This study utilizes the SEER database to investigate the impact of age on overall survival and disease management in elderly patients with non-functional pancreatic neuroendocrine tumors (PanNETs), a topic of significant concern for both doctors and patients. To ensure the reliability of the results, samples with missing variables were excluded, and a sufficiently large sample size was included. The study found that age is an independent risk factor for overall survival, with younger elderly patients benefiting more from surgical treatment. Additionally, tumor differentiation and N stage were identified as independent risk factors for overall survival, while tumor location, size, and T stage were not associated with overall survival.
Regarding the relationship between age and PanNETs, studies have shown that younger patients (< 50 years) with PanNETs tend to have fewer comorbidities, higher tumor staging, and larger tumors, but they have better overall survival after radical surgical resection[6]. Our study indicates that younger elderly patients benefit more from surgery, consistent with previous research. For younger elderly patients, more aggressive surgical treatment may be considered. A meta-analysis showed that compared to non-surgical treatments, surgical resection provides better overall survival, even for small non-functional neuroendocrine tumors. Studies have also shown that enucleation has shorter operation time and less intraoperative bleeding compared to standard surgery, but a higher incidence of postoperative pancreatic fistula[7]. Another study comparing endoscopic ultrasound-guided radiofrequency ablation (EUS-RFA) with surgical resection for insulinomas found that EUS-RFA is safer and more effective, potentially becoming a first-line therapy[8]. For elderly patients with locally growing neuroendocrine tumors, EUS-RFA may replace surgery and see broader clinical application.
Our research indicates that gender is an independent prognostic factor. A retrospective study from Italy revealed that compared to male patients, female patients have a higher incidence and earlier onset of disease, and when combined with type 2 diabetes, they present with more advanced tumor staging[9]. Another study confirmed that female patients have a longer overall survival, suggesting that prognosis and treatment should consider gender factors[10]. Regarding underlying mechanisms, a study investigated the correlation between female estrogen exposure and clinical characteristics of pancreatic neuroendocrine tumors, finding that estrogen exposure correlates with tumor size and may inhibit tumor growth[11]. Patients with better prognosis showed higher expression of ERβ in tumor tissues[12]. These studies collectively support the influence of gender on the prognosis of pancreatic neuroendocrine tumors.

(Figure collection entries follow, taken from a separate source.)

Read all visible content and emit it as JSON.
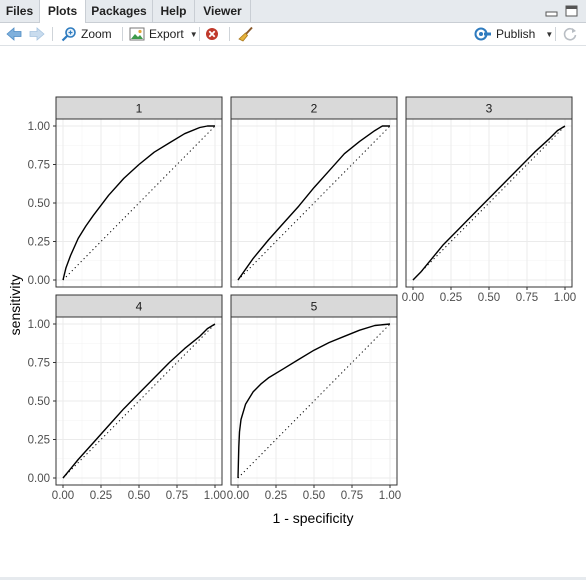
{
  "tabs": [
    {
      "label": "Files",
      "active": false
    },
    {
      "label": "Plots",
      "active": true
    },
    {
      "label": "Packages",
      "active": false
    },
    {
      "label": "Help",
      "active": false
    },
    {
      "label": "Viewer",
      "active": false
    }
  ],
  "toolbar": {
    "zoom_label": "Zoom",
    "export_label": "Export",
    "publish_label": "Publish"
  },
  "icons": {
    "back": "arrow-left-icon",
    "forward": "arrow-right-icon",
    "zoom": "magnifier-icon",
    "export": "export-image-icon",
    "remove": "red-x-circle-icon",
    "clear": "broom-icon",
    "publish": "publish-icon",
    "refresh": "refresh-icon",
    "minimize": "minimize-icon",
    "maximize": "maximize-icon"
  },
  "colors": {
    "accent_blue": "#2e7bbf",
    "remove_red": "#c0392b",
    "strip_fill": "#d9d9d9",
    "grid": "#ebebeb"
  },
  "chart_data": {
    "type": "line",
    "xlabel": "1 - specificity",
    "ylabel": "sensitivity",
    "xlim": [
      0,
      1
    ],
    "ylim": [
      0,
      1
    ],
    "x_ticks": [
      "0.00",
      "0.25",
      "0.50",
      "0.75",
      "1.00"
    ],
    "y_ticks": [
      "0.00",
      "0.25",
      "0.50",
      "0.75",
      "1.00"
    ],
    "grid": true,
    "facets": [
      {
        "label": "1",
        "curve": {
          "x": [
            0,
            0.02,
            0.05,
            0.1,
            0.15,
            0.2,
            0.3,
            0.4,
            0.5,
            0.6,
            0.7,
            0.8,
            0.9,
            0.95,
            1.0
          ],
          "y": [
            0,
            0.08,
            0.16,
            0.27,
            0.35,
            0.42,
            0.55,
            0.66,
            0.75,
            0.83,
            0.89,
            0.95,
            0.99,
            1.0,
            1.0
          ]
        }
      },
      {
        "label": "2",
        "curve": {
          "x": [
            0,
            0.05,
            0.1,
            0.2,
            0.3,
            0.4,
            0.5,
            0.6,
            0.7,
            0.8,
            0.9,
            0.95,
            1.0
          ],
          "y": [
            0,
            0.07,
            0.14,
            0.26,
            0.37,
            0.48,
            0.6,
            0.71,
            0.82,
            0.9,
            0.97,
            1.0,
            1.0
          ]
        }
      },
      {
        "label": "3",
        "curve": {
          "x": [
            0,
            0.05,
            0.1,
            0.2,
            0.3,
            0.4,
            0.5,
            0.6,
            0.7,
            0.8,
            0.9,
            0.95,
            1.0
          ],
          "y": [
            0,
            0.05,
            0.11,
            0.23,
            0.33,
            0.43,
            0.53,
            0.63,
            0.73,
            0.83,
            0.92,
            0.97,
            1.0
          ]
        }
      },
      {
        "label": "4",
        "curve": {
          "x": [
            0,
            0.05,
            0.1,
            0.2,
            0.3,
            0.4,
            0.5,
            0.6,
            0.7,
            0.8,
            0.9,
            0.95,
            1.0
          ],
          "y": [
            0,
            0.06,
            0.12,
            0.23,
            0.34,
            0.45,
            0.55,
            0.65,
            0.75,
            0.84,
            0.92,
            0.97,
            1.0
          ]
        }
      },
      {
        "label": "5",
        "curve": {
          "x": [
            0,
            0.005,
            0.01,
            0.02,
            0.05,
            0.1,
            0.15,
            0.2,
            0.3,
            0.4,
            0.5,
            0.6,
            0.7,
            0.8,
            0.9,
            1.0
          ],
          "y": [
            0,
            0.2,
            0.3,
            0.38,
            0.48,
            0.56,
            0.61,
            0.65,
            0.71,
            0.77,
            0.83,
            0.88,
            0.92,
            0.96,
            0.99,
            1.0
          ]
        }
      }
    ],
    "reference_line": "diagonal dotted"
  }
}
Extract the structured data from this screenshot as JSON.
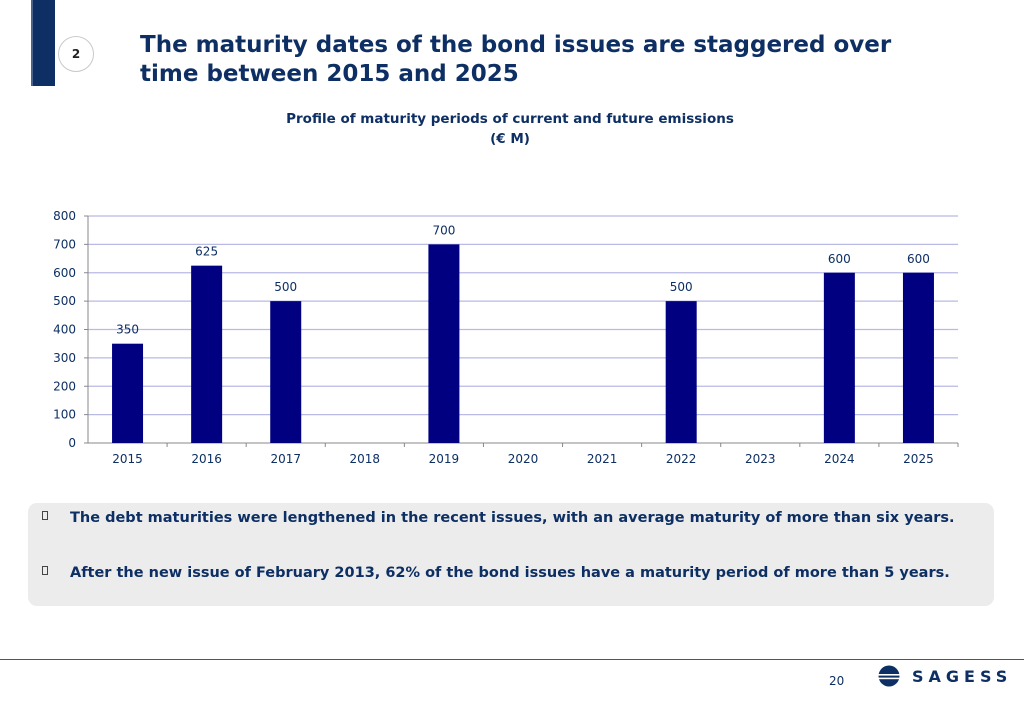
{
  "slide": {
    "section_number": "2",
    "title_lines": [
      "The maturity dates of the bond issues are staggered over",
      "time between 2015 and 2025"
    ],
    "page_number": "20",
    "logo_text": "SAGESS"
  },
  "chart_data": {
    "type": "bar",
    "title": "Profile of maturity periods of current and future emissions",
    "subtitle": "(€ M)",
    "categories": [
      "2015",
      "2016",
      "2017",
      "2018",
      "2019",
      "2020",
      "2021",
      "2022",
      "2023",
      "2024",
      "2025"
    ],
    "values": [
      350,
      625,
      500,
      null,
      700,
      null,
      null,
      500,
      null,
      600,
      600
    ],
    "data_labels": [
      "350",
      "625",
      "500",
      "",
      "700",
      "",
      "",
      "500",
      "",
      "600",
      "600"
    ],
    "ylim": [
      0,
      800
    ],
    "yticks": [
      0,
      100,
      200,
      300,
      400,
      500,
      600,
      700,
      800
    ],
    "ytick_labels": [
      "0",
      "100",
      "200",
      "300",
      "400",
      "500",
      "600",
      "700",
      "800"
    ],
    "grid": true,
    "legend": "none",
    "bar_color": "#000080",
    "grid_color": "#b9b9e6",
    "xlabel": "",
    "ylabel": ""
  },
  "notes": [
    "The debt maturities were lengthened in the recent issues, with an average maturity of more than six years.",
    "After the new issue of February 2013, 62% of the bond issues have a maturity period of more than 5 years."
  ],
  "colors": {
    "brand_navy": "#0d2f63",
    "note_bg": "#ececec"
  }
}
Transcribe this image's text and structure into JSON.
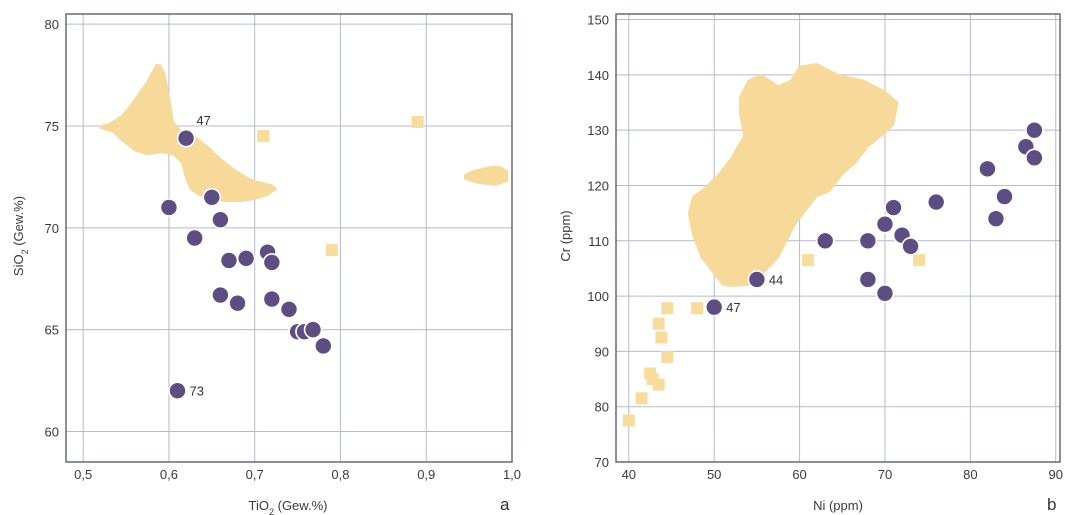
{
  "colors": {
    "field": "#f7d99a",
    "circle": "#5e4d83",
    "circle_edge": "#ffffff",
    "square": "#f7dc9c",
    "grid": "#b7b9cf",
    "frame": "#5b5d78"
  },
  "chart_data": [
    {
      "type": "scatter",
      "panel": "a",
      "xlabel_main": "TiO",
      "xlabel_sub": "2",
      "xlabel_rest": " (Gew.%)",
      "ylabel_main": "SiO",
      "ylabel_sub": "2",
      "ylabel_rest": " (Gew.%)",
      "xlim": [
        0.48,
        1.0
      ],
      "ylim": [
        58.5,
        80.5
      ],
      "xticks": [
        0.5,
        0.6,
        0.7,
        0.8,
        0.9,
        1.0
      ],
      "xtick_labels": [
        "0,5",
        "0,6",
        "0,7",
        "0,8",
        "0,9",
        "1,0"
      ],
      "yticks": [
        60,
        65,
        70,
        75,
        80
      ],
      "ytick_labels": [
        "60",
        "65",
        "70",
        "75",
        "80"
      ],
      "grid": true,
      "fields": [
        [
          [
            0.52,
            75.0
          ],
          [
            0.53,
            75.1
          ],
          [
            0.545,
            75.5
          ],
          [
            0.555,
            76.0
          ],
          [
            0.565,
            76.6
          ],
          [
            0.575,
            77.2
          ],
          [
            0.585,
            78.0
          ],
          [
            0.59,
            78.0
          ],
          [
            0.595,
            77.6
          ],
          [
            0.6,
            76.5
          ],
          [
            0.605,
            75.2
          ],
          [
            0.615,
            74.7
          ],
          [
            0.63,
            74.5
          ],
          [
            0.645,
            74.0
          ],
          [
            0.66,
            73.4
          ],
          [
            0.675,
            72.9
          ],
          [
            0.69,
            72.5
          ],
          [
            0.7,
            72.3
          ],
          [
            0.71,
            72.2
          ],
          [
            0.72,
            72.1
          ],
          [
            0.725,
            71.9
          ],
          [
            0.715,
            71.6
          ],
          [
            0.7,
            71.4
          ],
          [
            0.685,
            71.3
          ],
          [
            0.665,
            71.3
          ],
          [
            0.65,
            71.4
          ],
          [
            0.635,
            71.6
          ],
          [
            0.625,
            71.9
          ],
          [
            0.62,
            72.4
          ],
          [
            0.615,
            73.2
          ],
          [
            0.605,
            73.6
          ],
          [
            0.59,
            73.7
          ],
          [
            0.575,
            73.6
          ],
          [
            0.56,
            73.8
          ],
          [
            0.545,
            74.3
          ],
          [
            0.535,
            74.7
          ],
          [
            0.52,
            74.9
          ]
        ],
        [
          [
            0.945,
            72.6
          ],
          [
            0.955,
            72.8
          ],
          [
            0.975,
            73.0
          ],
          [
            0.985,
            73.0
          ],
          [
            0.995,
            72.8
          ],
          [
            0.995,
            72.3
          ],
          [
            0.98,
            72.1
          ],
          [
            0.96,
            72.2
          ],
          [
            0.945,
            72.4
          ]
        ]
      ],
      "circles": [
        {
          "x": 0.62,
          "y": 74.4
        },
        {
          "x": 0.65,
          "y": 71.5
        },
        {
          "x": 0.6,
          "y": 71.0
        },
        {
          "x": 0.66,
          "y": 70.4
        },
        {
          "x": 0.63,
          "y": 69.5
        },
        {
          "x": 0.715,
          "y": 68.8
        },
        {
          "x": 0.69,
          "y": 68.5
        },
        {
          "x": 0.67,
          "y": 68.4
        },
        {
          "x": 0.72,
          "y": 68.3
        },
        {
          "x": 0.66,
          "y": 66.7
        },
        {
          "x": 0.72,
          "y": 66.5
        },
        {
          "x": 0.68,
          "y": 66.3
        },
        {
          "x": 0.74,
          "y": 66.0
        },
        {
          "x": 0.75,
          "y": 64.9
        },
        {
          "x": 0.758,
          "y": 64.9
        },
        {
          "x": 0.768,
          "y": 65.0
        },
        {
          "x": 0.78,
          "y": 64.2
        },
        {
          "x": 0.61,
          "y": 62.0
        }
      ],
      "squares": [
        {
          "x": 0.71,
          "y": 74.5
        },
        {
          "x": 0.89,
          "y": 75.2
        },
        {
          "x": 0.79,
          "y": 68.9
        }
      ],
      "labels": [
        {
          "text": "47",
          "x": 0.632,
          "y": 75.3
        },
        {
          "text": "73",
          "x": 0.624,
          "y": 62.0
        }
      ]
    },
    {
      "type": "scatter",
      "panel": "b",
      "xlabel_main": "Ni (ppm)",
      "ylabel_main": "Cr (ppm)",
      "xlim": [
        38.5,
        90.5
      ],
      "ylim": [
        70,
        151
      ],
      "xticks": [
        40,
        50,
        60,
        70,
        80,
        90
      ],
      "xtick_labels": [
        "40",
        "50",
        "60",
        "70",
        "80",
        "90"
      ],
      "yticks": [
        70,
        80,
        90,
        100,
        110,
        120,
        130,
        140,
        150
      ],
      "ytick_labels": [
        "70",
        "80",
        "90",
        "100",
        "110",
        "120",
        "130",
        "140",
        "150"
      ],
      "grid": true,
      "fields": [
        [
          [
            51,
            102
          ],
          [
            50,
            104
          ],
          [
            48.5,
            107
          ],
          [
            47.5,
            111
          ],
          [
            47,
            115
          ],
          [
            47.5,
            118
          ],
          [
            48.5,
            119
          ],
          [
            50.5,
            122
          ],
          [
            52,
            125
          ],
          [
            53.5,
            129
          ],
          [
            53,
            133
          ],
          [
            53,
            136
          ],
          [
            54,
            139
          ],
          [
            55.5,
            140
          ],
          [
            57.5,
            138
          ],
          [
            59,
            139
          ],
          [
            60,
            141.5
          ],
          [
            62,
            142
          ],
          [
            64.5,
            140
          ],
          [
            67.5,
            139
          ],
          [
            70,
            137
          ],
          [
            71.5,
            135
          ],
          [
            71,
            131
          ],
          [
            70,
            129.5
          ],
          [
            68,
            127
          ],
          [
            66.5,
            124
          ],
          [
            65,
            122
          ],
          [
            63.5,
            119
          ],
          [
            62,
            118
          ],
          [
            61,
            116
          ],
          [
            59.5,
            113
          ],
          [
            58.5,
            110
          ],
          [
            57.5,
            107
          ],
          [
            56,
            104.5
          ],
          [
            54,
            102
          ],
          [
            52,
            101.8
          ],
          [
            51,
            102
          ]
        ]
      ],
      "circles": [
        {
          "x": 55,
          "y": 103
        },
        {
          "x": 50,
          "y": 98
        },
        {
          "x": 63,
          "y": 110
        },
        {
          "x": 68,
          "y": 110
        },
        {
          "x": 68,
          "y": 103
        },
        {
          "x": 70,
          "y": 113
        },
        {
          "x": 70,
          "y": 100.5
        },
        {
          "x": 71,
          "y": 116
        },
        {
          "x": 72,
          "y": 111
        },
        {
          "x": 73,
          "y": 109
        },
        {
          "x": 76,
          "y": 117
        },
        {
          "x": 82,
          "y": 123
        },
        {
          "x": 83,
          "y": 114
        },
        {
          "x": 84,
          "y": 118
        },
        {
          "x": 86.5,
          "y": 127
        },
        {
          "x": 87.5,
          "y": 125
        },
        {
          "x": 87.5,
          "y": 130
        }
      ],
      "squares": [
        {
          "x": 40,
          "y": 77.5
        },
        {
          "x": 41.5,
          "y": 81.5
        },
        {
          "x": 42.5,
          "y": 86
        },
        {
          "x": 42.8,
          "y": 85
        },
        {
          "x": 43.5,
          "y": 84
        },
        {
          "x": 43.5,
          "y": 95
        },
        {
          "x": 43.8,
          "y": 92.5
        },
        {
          "x": 44.5,
          "y": 97.8
        },
        {
          "x": 44.5,
          "y": 89
        },
        {
          "x": 48,
          "y": 97.8
        },
        {
          "x": 61,
          "y": 106.5
        },
        {
          "x": 74,
          "y": 106.5
        }
      ],
      "labels": [
        {
          "text": "44",
          "x": 56.4,
          "y": 103
        },
        {
          "text": "47",
          "x": 51.4,
          "y": 98
        }
      ]
    }
  ]
}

This study shows that N stage is an independent risk factor for prognosis. A meta-analysis indicated that lymph node metastasis is common even in small, well-differentiated neuroendocrine tumors and is associated with poor prognosis, suggesting that the wait-and-see strategy for small tumors should be reconsidered, and lymph node dissection should be performed during surgery[13]. Another retrospective study found that tumors larger than 1.5 cm, primary tumors in the pancreatic head, Ki-67 index greater than 20%, and lymphovascular invasion are associated with a higher likelihood of lymph node metastasis, and patients with lymph node metastasis have a shorter median disease-free survival. The study recommends lymph node dissection during surgery even if preoperative variables do not reliably predict a low probability of lymph node involvement[14].
Studies have shown that the size of non-functional PanNETs is closely related to malignant phenotype, and incidentally discovered tumors smaller than 2 cm are recommended for non-surgical management[15]. Our study found that in univariate Cox analysis, tumor size and T stage were related to prognosis, but in multivariate Cox analysis, tumor size was not associated with prognosis, suggesting an indirect or spurious relationship rather than a true independent risk factor. As one study showed, tumor size is positively correlated with the Ki-67 index in well-differentiated neuroendocrine tumors[16], but not necessarily in poorly differentiated or undifferentiated tumors. Therefore, making treatment decisions based solely on tumor size may delay appropriate treatment.
This study also shows that tumor differentiation is an independent risk factor for prognosis. Studies have indicated that patients with G3 neuroendocrine tumors have significantly better overall survival if the tumors are well-differentiated compared to poorly differentiated ones[17]. In clinical practice, there can be discrepancies between mitotic count and Ki-67 index-based grading in PanNETs, with clinical outcomes being worse when the mitotic count is G2 and the Ki-67 index is G3. More importantly, G3 well-differentiated PanNETs are significantly less aggressive than true poorly differentiated neuroendocrine carcinomas (NECs)[18]. Tumor differentiation plays a crucial role in prognosis. A limitation of our study is the lack of Ki-67 index grading data. The Ki-67 index grading in well-differentiated neuroendocrine tumors is important for predicting prognosis, and our prognostic model needs further improvement.